Rebecca Powels poses for a portrait at the YMI Cultural Center in downtown Asheville, NC.
David Schmidgall
Over the last few years, SeekHealing has grown. Thousands of people have been a part of a Connection Practice at least once. They now offer a large set of virtual spaces. They have opened a second base of operations outside of downtown Asheville in the next county over. Their reach and impact is clearly trending upwards and to the right.
But their work and witness is so simple. They help people connect to people. Theirs is the medicine of relationship.
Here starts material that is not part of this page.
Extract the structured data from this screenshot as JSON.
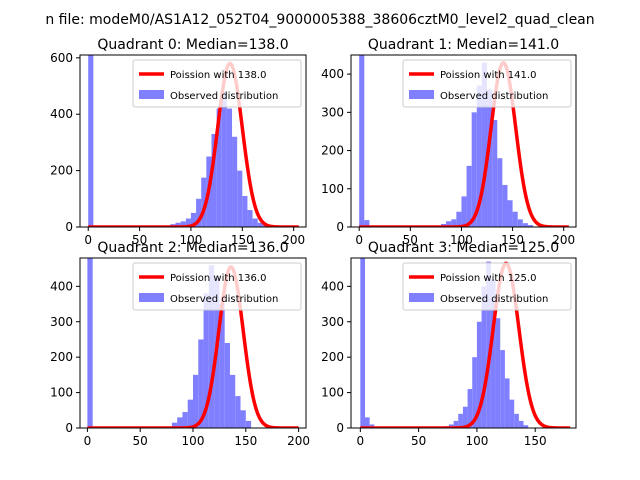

I mean, don’t you love the way SeekHealing names things? First Conversation is where you have a first conversation about the work of SeekHealing. Connection Practice is where you go to practice connection. Listening Training is where you get trained to listen. The simplicity and forwardness of it delights and saddens me all at the same time. It delights me because I am sick of so much noise, weaponized distraction, slight-of-hand; it feels nice to be told the truth plainly. But it saddens me because, well…
Why is this so hard?
Why is it so hard to say the simplest thing in the world: it is good for people not to be alone?
And why is it even harder to get folks together?
SeekHealing participants greet each other before a Connection Practice.
David Schmidgall
Sure. There are processed sugars and microplastics and GMOs. There was throat cancer from smoking and now there is popcorn lung from vaping and maybe Zyn pouches will turn our teeth to uranium. There are people who need to get out and take a walk. There are also people who need to put down their pickleball racket to avoid a torn ACL. There is every kind of health threat from every direction. And there is also the brute force of our mortality.
But maybe the sickest thing about us is that we are, so many of us, alone. Whether you live in Asheville, Nashville, or San Diego—there may be no disease quite so communicable as isolation. Maybe it is our loneliness that is killing us the quickest.
SeekHealing is an urgent care center for the soul. In these blue rock wilderness, they are the voice of one crying We need each other. In the warpath of Hurricane Helene, they are a distribution center with an endless supply of connection. In this lonely city, they are a pharmacy of relationship.